DE.CM-4 / DE.DP-4 NIST Cybersecurity Framework v1.1

Do you monitor the dark web / criminal forums for organisation mentions, employee data, or for-sale access?

Demonstrate that the organization actively monitors dark web sources and criminal forums for exposure of organizational assets, employee credentials, and unauthorized access offerings, with documented alerting and response processes.

Description

What this control does

Dark web and criminal forum monitoring involves continuous or periodic surveillance of hidden marketplaces, paste sites, data breach forums, and underground communities where stolen credentials, corporate data, and network access are traded. Organizations deploy specialized threat intelligence tools, engage managed service providers, or subscribe to breach notification services that scan for mentions of company domains, employee email addresses, executive names, leaked credentials, and advertisements for initial access to corporate networks.
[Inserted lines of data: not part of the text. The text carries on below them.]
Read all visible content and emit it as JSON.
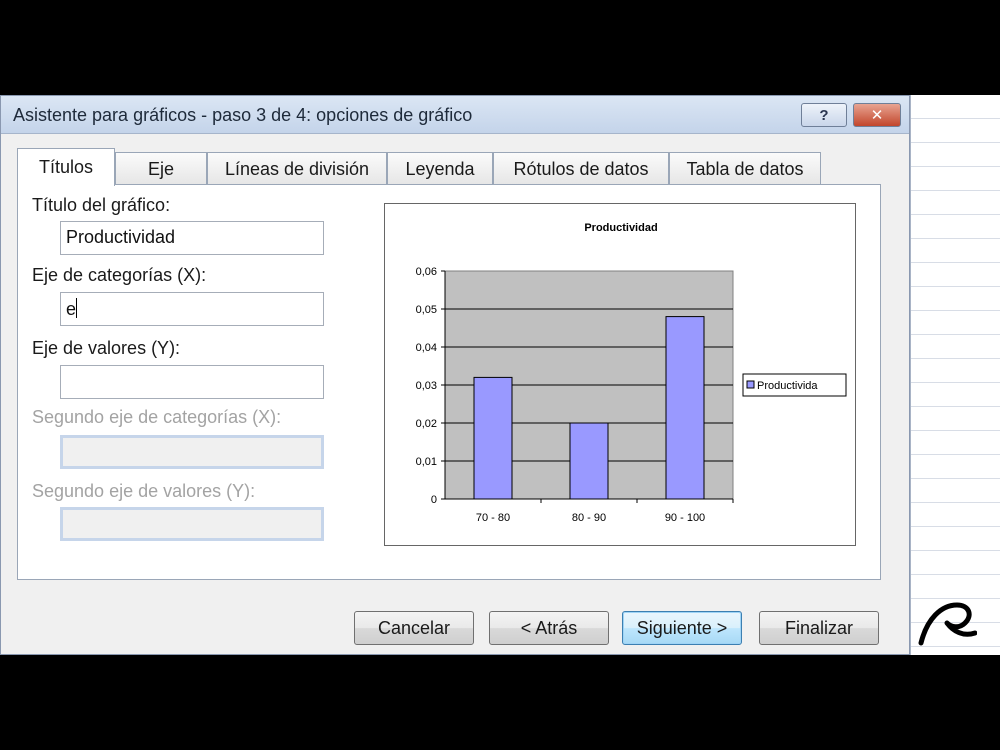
{
  "dialog": {
    "title": "Asistente para gráficos - paso 3 de 4: opciones de gráfico",
    "help_label": "?",
    "close_label": "✕"
  },
  "tabs": [
    {
      "label": "Títulos",
      "active": true
    },
    {
      "label": "Eje"
    },
    {
      "label": "Líneas de división"
    },
    {
      "label": "Leyenda"
    },
    {
      "label": "Rótulos de datos"
    },
    {
      "label": "Tabla de datos"
    }
  ],
  "form": {
    "chart_title_label": "Título del gráfico:",
    "chart_title_value": "Productividad",
    "category_axis_label": "Eje de categorías (X):",
    "category_axis_value": "e",
    "value_axis_label": "Eje de valores (Y):",
    "value_axis_value": "",
    "second_category_axis_label": "Segundo eje de categorías (X):",
    "second_value_axis_label": "Segundo eje de valores (Y):"
  },
  "buttons": {
    "cancel": "Cancelar",
    "back": "< Atrás",
    "next": "Siguiente >",
    "finish": "Finalizar"
  },
  "colors": {
    "plot_area": "#c0c0c0",
    "bar": "#9999ff",
    "accent_close": "#c2462c"
  },
  "chart_data": {
    "type": "bar",
    "title": "Productividad",
    "categories": [
      "70 - 80",
      "80 - 90",
      "90 - 100"
    ],
    "series": [
      {
        "name": "Productividad",
        "values": [
          0.032,
          0.02,
          0.048
        ]
      }
    ],
    "y_ticks": [
      "0,06",
      "0,05",
      "0,04",
      "0,03",
      "0,02",
      "0,01",
      "0"
    ],
    "ylim": [
      0,
      0.06
    ],
    "grid": true,
    "legend_position": "right",
    "legend_label": "Productivida"
  }
}
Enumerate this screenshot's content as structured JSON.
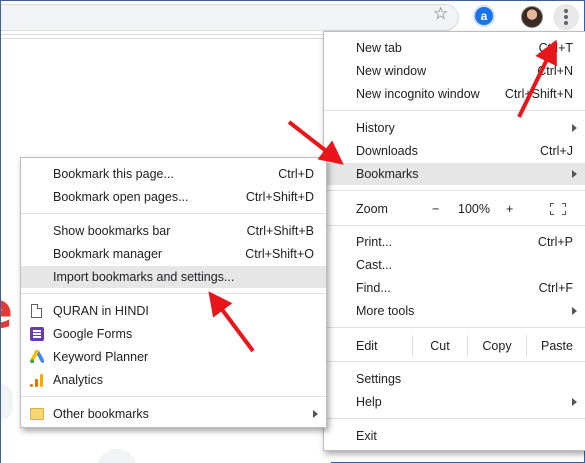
{
  "toolbar": {
    "star_icon": "star-icon",
    "extension_letter": "a",
    "avatar_icon": "profile-avatar",
    "menu_icon": "three-dot-menu-icon"
  },
  "page": {
    "partial_letter": "e"
  },
  "main_menu": {
    "group1": [
      {
        "label": "New tab",
        "shortcut": "Ctrl+T"
      },
      {
        "label": "New window",
        "shortcut": "Ctrl+N"
      },
      {
        "label": "New incognito window",
        "shortcut": "Ctrl+Shift+N"
      }
    ],
    "group2": [
      {
        "label": "History",
        "shortcut": ""
      },
      {
        "label": "Downloads",
        "shortcut": "Ctrl+J"
      },
      {
        "label": "Bookmarks",
        "shortcut": ""
      }
    ],
    "zoom": {
      "label": "Zoom",
      "minus": "−",
      "value": "100%",
      "plus": "+"
    },
    "group3": [
      {
        "label": "Print...",
        "shortcut": "Ctrl+P"
      },
      {
        "label": "Cast...",
        "shortcut": ""
      },
      {
        "label": "Find...",
        "shortcut": "Ctrl+F"
      },
      {
        "label": "More tools",
        "shortcut": ""
      }
    ],
    "edit": {
      "label": "Edit",
      "cut": "Cut",
      "copy": "Copy",
      "paste": "Paste"
    },
    "group4": [
      {
        "label": "Settings",
        "shortcut": ""
      },
      {
        "label": "Help",
        "shortcut": ""
      }
    ],
    "exit": {
      "label": "Exit"
    }
  },
  "bookmarks_menu": {
    "group1": [
      {
        "label": "Bookmark this page...",
        "shortcut": "Ctrl+D"
      },
      {
        "label": "Bookmark open pages...",
        "shortcut": "Ctrl+Shift+D"
      }
    ],
    "group2": [
      {
        "label": "Show bookmarks bar",
        "shortcut": "Ctrl+Shift+B"
      },
      {
        "label": "Bookmark manager",
        "shortcut": "Ctrl+Shift+O"
      },
      {
        "label": "Import bookmarks and settings...",
        "shortcut": ""
      }
    ],
    "bookmarks": [
      {
        "label": "QURAN in HINDI",
        "icon": "document-icon"
      },
      {
        "label": "Google Forms",
        "icon": "google-forms-icon"
      },
      {
        "label": "Keyword Planner",
        "icon": "google-ads-icon"
      },
      {
        "label": "Analytics",
        "icon": "google-analytics-icon"
      }
    ],
    "other": {
      "label": "Other bookmarks",
      "icon": "folder-icon"
    }
  },
  "colors": {
    "highlight": "#e6e6e6",
    "annotation_arrow": "#e8151b",
    "forms_purple": "#673ab7"
  }
}
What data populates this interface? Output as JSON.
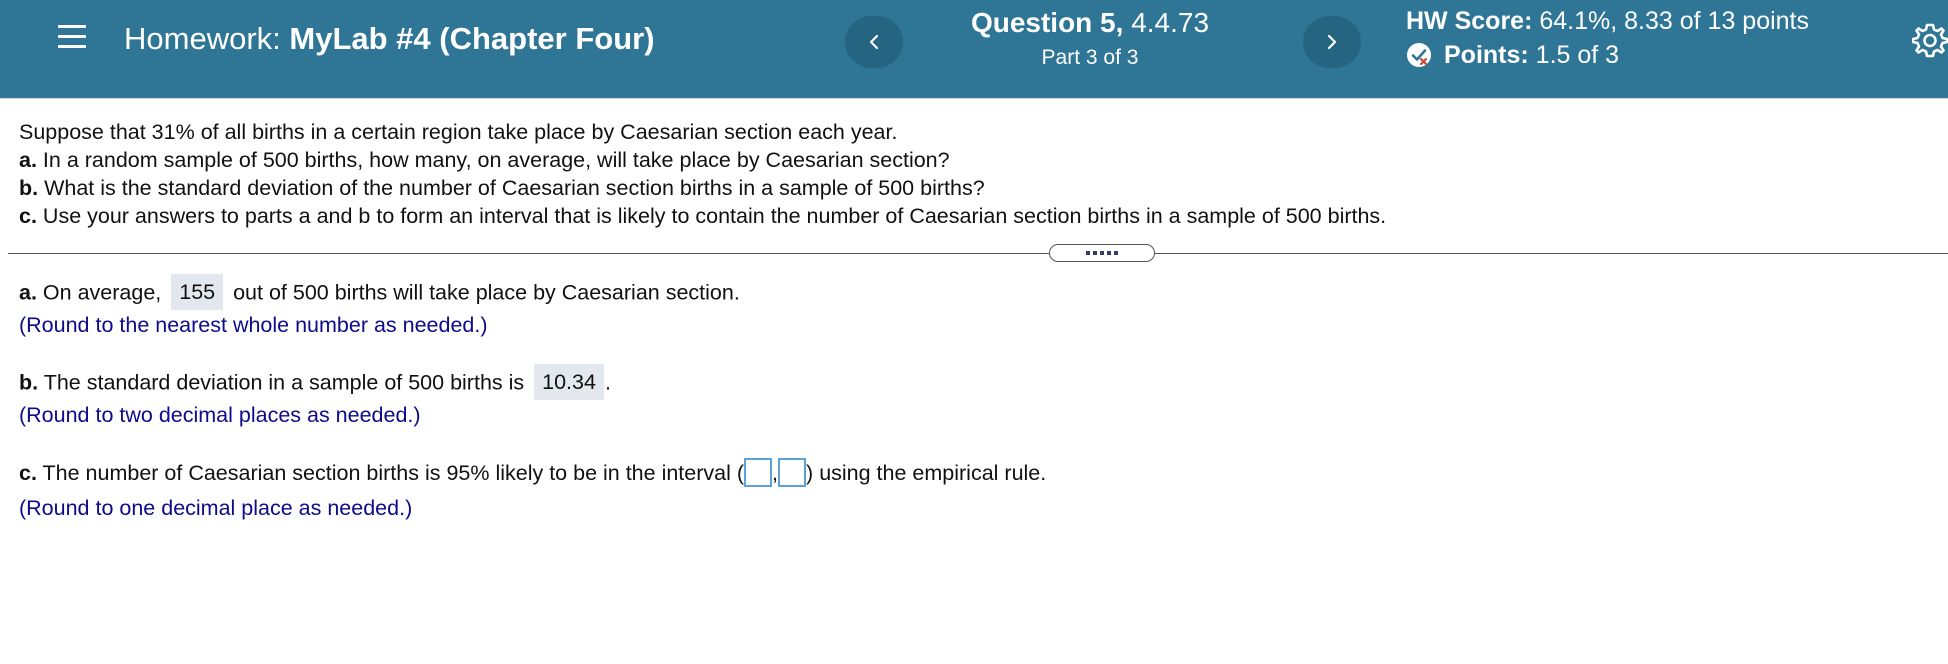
{
  "header": {
    "homework_prefix": "Homework:",
    "homework_name": "MyLab #4 (Chapter Four)",
    "question_label": "Question 5,",
    "question_id": "4.4.73",
    "part": "Part 3 of 3",
    "hw_score_label": "HW Score:",
    "hw_score_value": "64.1%, 8.33 of 13 points",
    "points_label": "Points:",
    "points_value": "1.5 of 3"
  },
  "problem": {
    "intro": "Suppose that 31% of all births in a certain region take place by Caesarian section each year.",
    "a_label": "a.",
    "a_text": "In a random sample of 500 births, how many, on average, will take place by Caesarian section?",
    "b_label": "b.",
    "b_text": "What is the standard deviation of the number of Caesarian section births in a sample of 500 births?",
    "c_label": "c.",
    "c_text": "Use your answers to parts a and b to form an interval that is likely to contain the number of Caesarian section births in a sample of 500 births."
  },
  "answers": {
    "a": {
      "label": "a.",
      "prefix": "On average,",
      "value": "155",
      "suffix": "out of 500 births will take place by Caesarian section.",
      "hint": "(Round to the nearest whole number as needed.)"
    },
    "b": {
      "label": "b.",
      "prefix": "The standard deviation in a sample of 500 births is",
      "value": "10.34",
      "suffix": ".",
      "hint": "(Round to two decimal places as needed.)"
    },
    "c": {
      "label": "c.",
      "prefix": "The number of Caesarian section births is 95% likely to be in the interval",
      "open_paren": "(",
      "lower_value": "",
      "comma": ",",
      "upper_value": "",
      "close_paren": ")",
      "suffix": "using the empirical rule.",
      "hint": "(Round to one decimal place as needed.)"
    }
  },
  "icons": {
    "menu": "hamburger-menu-icon",
    "prev": "chevron-left-icon",
    "next": "chevron-right-icon",
    "points": "partial-credit-icon",
    "settings": "gear-icon",
    "expand": "more-dots-icon"
  },
  "colors": {
    "header_bg": "#2f7596",
    "nav_button_bg": "#256581",
    "hint_text": "#0e0a8c",
    "filled_answer_bg": "#e3e8ef",
    "input_border": "#5aa2d8"
  }
}
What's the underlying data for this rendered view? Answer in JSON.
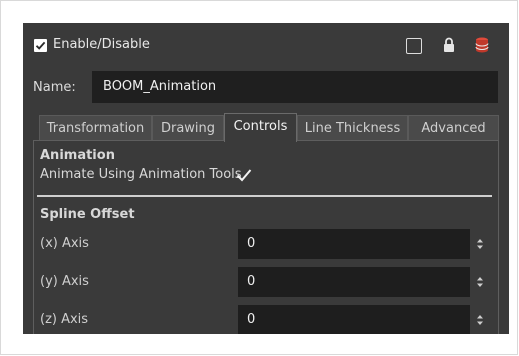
{
  "header": {
    "enable_label": "Enable/Disable",
    "enable_checked": true,
    "icons": [
      "option-box-icon",
      "lock-icon",
      "database-icon"
    ]
  },
  "name": {
    "label": "Name:",
    "value": "BOOM_Animation"
  },
  "tabs": [
    {
      "label": "Transformation",
      "active": false
    },
    {
      "label": "Drawing",
      "active": false
    },
    {
      "label": "Controls",
      "active": true
    },
    {
      "label": "Line Thickness",
      "active": false
    },
    {
      "label": "Advanced",
      "active": false
    }
  ],
  "animation": {
    "title": "Animation",
    "option_label": "Animate Using Animation Tools",
    "option_checked": true
  },
  "spline_offset": {
    "title": "Spline Offset",
    "axes": [
      {
        "label": "(x) Axis",
        "value": "0"
      },
      {
        "label": "(y) Axis",
        "value": "0"
      },
      {
        "label": "(z) Axis",
        "value": "0"
      }
    ]
  },
  "colors": {
    "panel_bg": "#3a3a3a",
    "field_bg": "#1f1f1f",
    "accent_red": "#c0392b"
  }
}
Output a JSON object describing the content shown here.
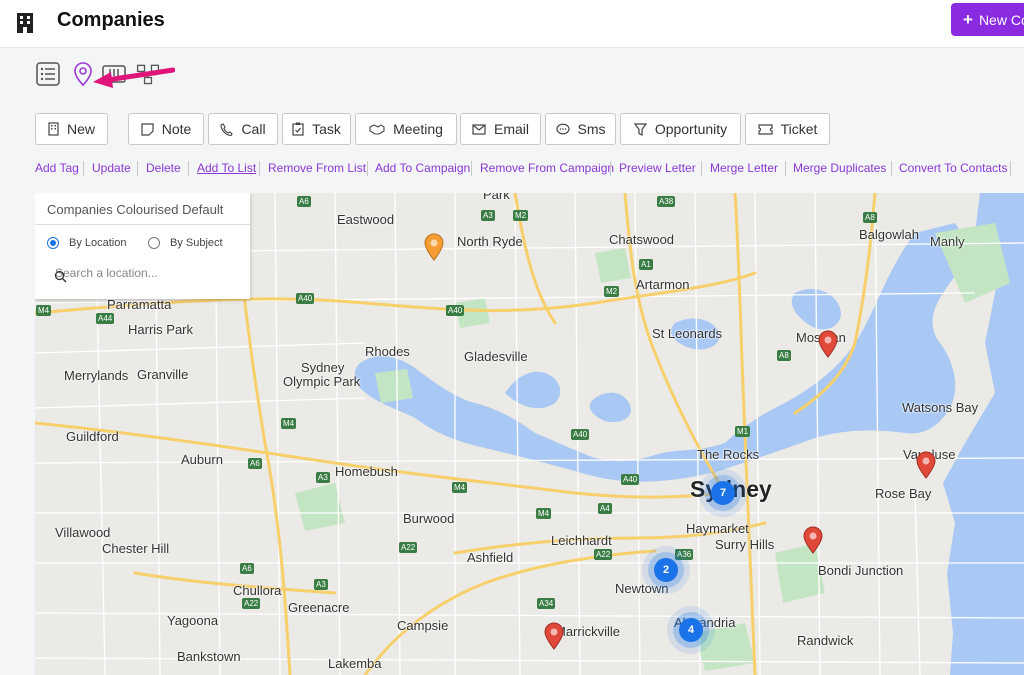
{
  "header": {
    "title": "Companies",
    "new_button": "New Co"
  },
  "actions": {
    "new": "New",
    "note": "Note",
    "call": "Call",
    "task": "Task",
    "meeting": "Meeting",
    "email": "Email",
    "sms": "Sms",
    "opportunity": "Opportunity",
    "ticket": "Ticket"
  },
  "links": {
    "add_tag": "Add Tag",
    "update": "Update",
    "delete": "Delete",
    "add_to_list": "Add To List",
    "remove_from_list": "Remove From List",
    "add_to_campaign": "Add To Campaign",
    "remove_from_campaign": "Remove From Campaign",
    "preview_letter": "Preview Letter",
    "merge_letter": "Merge Letter",
    "merge_duplicates": "Merge Duplicates",
    "convert_to_contacts": "Convert To Contacts"
  },
  "filter": {
    "title": "Companies Colourised Default",
    "by_location": "By Location",
    "by_subject": "By Subject",
    "search_placeholder": "Search a location..."
  },
  "map": {
    "places": {
      "park": "Park",
      "eastwood": "Eastwood",
      "north_ryde": "North Ryde",
      "chatswood": "Chatswood",
      "balgowlah": "Balgowlah",
      "manly": "Manly",
      "parramatta": "Parramatta",
      "artarmon": "Artarmon",
      "harris_park": "Harris Park",
      "st_leonards": "St Leonards",
      "mosman": "Mosman",
      "rhodes": "Rhodes",
      "gladesville": "Gladesville",
      "sydney_olympic_park_1": "Sydney",
      "sydney_olympic_park_2": "Olympic Park",
      "merrylands": "Merrylands",
      "granville": "Granville",
      "watsons_bay": "Watsons Bay",
      "guildford": "Guildford",
      "auburn": "Auburn",
      "the_rocks": "The Rocks",
      "homebush": "Homebush",
      "vaucluse": "Vaucluse",
      "sydney": "Sydney",
      "rose_bay": "Rose Bay",
      "burwood": "Burwood",
      "haymarket": "Haymarket",
      "surry_hills": "Surry Hills",
      "villawood": "Villawood",
      "leichhardt": "Leichhardt",
      "chester_hill": "Chester Hill",
      "ashfield": "Ashfield",
      "bondi_junction": "Bondi Junction",
      "newtown": "Newtown",
      "chullora": "Chullora",
      "greenacre": "Greenacre",
      "yagoona": "Yagoona",
      "campsie": "Campsie",
      "marrickville": "Marrickville",
      "alexandria": "Alexandria",
      "randwick": "Randwick",
      "bankstown": "Bankstown",
      "lakemba": "Lakemba"
    },
    "shields": [
      "A6",
      "A3",
      "M2",
      "A38",
      "A8",
      "A1",
      "M2",
      "A40",
      "A40",
      "A44",
      "M4",
      "M4",
      "A40",
      "A6",
      "A3",
      "A8",
      "M1",
      "A40",
      "A4",
      "M4",
      "A22",
      "A22",
      "A36",
      "A6",
      "A3",
      "A22",
      "A34",
      "M4"
    ],
    "clusters": {
      "c1": "7",
      "c2": "2",
      "c3": "4"
    },
    "colors": {
      "water": "#a9c9f4",
      "land": "#eceae6",
      "park": "#c4e5c3",
      "major_road": "#f7cf6b",
      "pin_red": "#e0493a",
      "pin_orange": "#f59d32",
      "cluster_blue": "#1a73e8",
      "accent": "#8a2be2"
    }
  }
}
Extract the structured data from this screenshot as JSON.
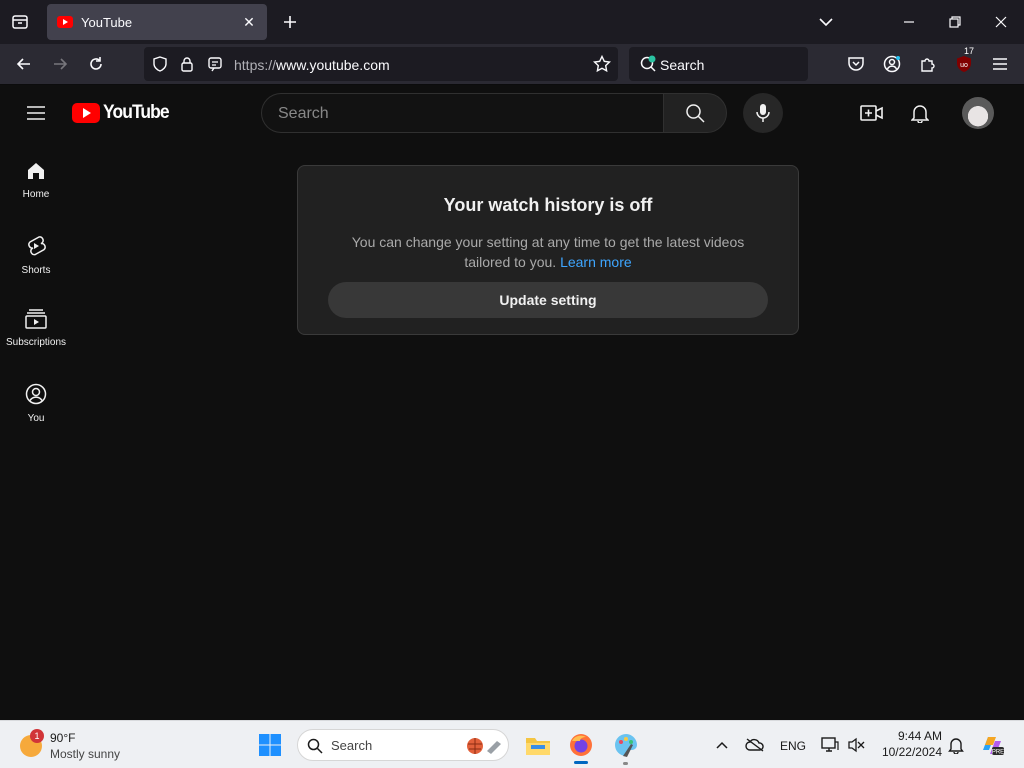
{
  "browser": {
    "tab": {
      "title": "YouTube"
    },
    "url": {
      "protocol": "https://",
      "host": "www.youtube.com"
    },
    "search_placeholder": "Search",
    "extension_badge": "17"
  },
  "youtube": {
    "logo_text": "YouTube",
    "search_placeholder": "Search",
    "sidebar": [
      {
        "label": "Home",
        "icon": "home-icon"
      },
      {
        "label": "Shorts",
        "icon": "shorts-icon"
      },
      {
        "label": "Subscriptions",
        "icon": "subscriptions-icon"
      },
      {
        "label": "You",
        "icon": "you-icon"
      }
    ],
    "history_card": {
      "heading": "Your watch history is off",
      "body": "You can change your setting at any time to get the latest videos tailored to you.",
      "link": "Learn more",
      "button": "Update setting"
    }
  },
  "taskbar": {
    "weather": {
      "temp": "90°F",
      "condition": "Mostly sunny",
      "badge": "1"
    },
    "search_placeholder": "Search",
    "language": "ENG",
    "time": "9:44 AM",
    "date": "10/22/2024"
  },
  "colors": {
    "yt_red": "#ff0000",
    "link_blue": "#3ea6ff",
    "background": "#0f0f0f"
  }
}
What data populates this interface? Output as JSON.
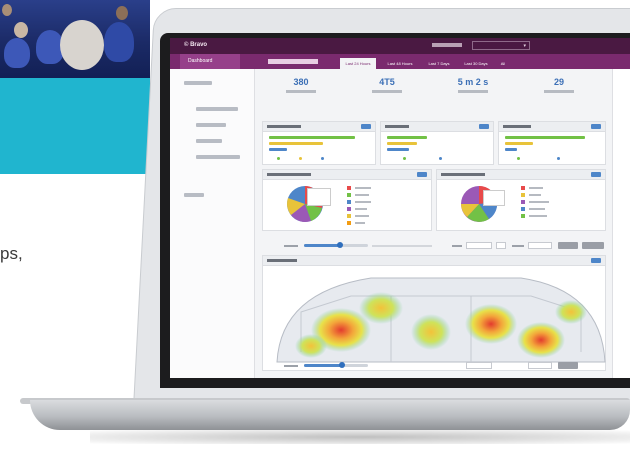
{
  "side_text": "ps,",
  "app": {
    "brand": "© Bravo",
    "dashboard_label": "Dashboard",
    "tabs": [
      {
        "label": "Last 24 Hours",
        "active": true
      },
      {
        "label": "Last 48 Hours",
        "active": false
      },
      {
        "label": "Last 7 Days",
        "active": false
      },
      {
        "label": "Last 30 Days",
        "active": false
      },
      {
        "label": "All",
        "active": false
      }
    ]
  },
  "kpis": [
    {
      "value": "380"
    },
    {
      "value": "4T5"
    },
    {
      "value": "5 m 2 s"
    },
    {
      "value": "29"
    }
  ],
  "colors": {
    "brand_purple": "#4a1942",
    "accent_purple": "#7a2a6e",
    "accent_blue": "#4e86c9",
    "cyan_panel": "#20b5cf",
    "bar_green": "#72c146",
    "bar_blue": "#4e86c9",
    "bar_yellow": "#e8c33a"
  },
  "icons": [
    "user-icon",
    "chevron-down-icon",
    "pie-chart-icon",
    "heatmap-icon",
    "slider-knob-icon"
  ]
}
This control provides early warning of credential compromise, planned attacks, or data exfiltration before attackers exploit the information or sell access to additional threat actors.

Control objective

What auditing this proves

Associated risks

Risks this control addresses

Stolen employee credentials sold on criminal forums are used for initial access before the organization detects the compromise
Corporate data exfiltrated from undetected breaches is traded or leaked publicly, causing reputational and regulatory harm
Initial access brokers advertise and sell network access to ransomware operators before defenders can remediate vulnerabilities
Executive or privileged user credentials exposed in third-party breaches are reused against corporate systems
Source code, intellectual property, or customer databases appear on paste sites or leak forums without organizational awareness
Threat actors discuss planned attacks, vulnerabilities, or reconnaissance findings in underground communities without organizational visibility
Impersonation domains or phishing infrastructure targeting the organization goes undetected until active campaigns launch

Testing procedure

How an auditor verifies this control

Request documentation of the dark web monitoring solution, service provider contract, or internal capability used to scan underground sources
Review the scope configuration to verify monitored keywords include company name variations, primary domains, executive names, and critical brand identifiers
Examine evidence that employee email addresses and corporate domain patterns are included in credential exposure monitoring
Obtain examples of alerts or reports generated by the monitoring service from the past 90 days showing actual findings
Verify that monitoring frequency and sources cover major criminal forums, paste sites, data breach marketplaces, and Telegram channels relevant to the industry
Review the incident response procedure or playbook that defines actions when dark web exposure is detected, including credential reset and threat hunting triggers
Interview the security team to confirm how alerts are triaged, who receives notifications, and typical response timelines
Select two documented dark web findings from the past year and trace them through investigation, containment, and remediation activities to closure

Evidence required Configuration exports or service portal screenshots showing monitored keywords, domains, and email patterns; alert logs or reports from the monitoring platform covering the past 90 days; documented incident response procedures specific to dark web findings; case records or tickets showing investigation and remediation of at least two actual detections; service agreement or capability description for the monitoring solution.

Pass criteria The organization demonstrates active dark web monitoring with documented scope covering organizational identifiers and employee credentials, produces recent alert evidence, and maintains a defined response process with evidence of actual execution when exposures are detected.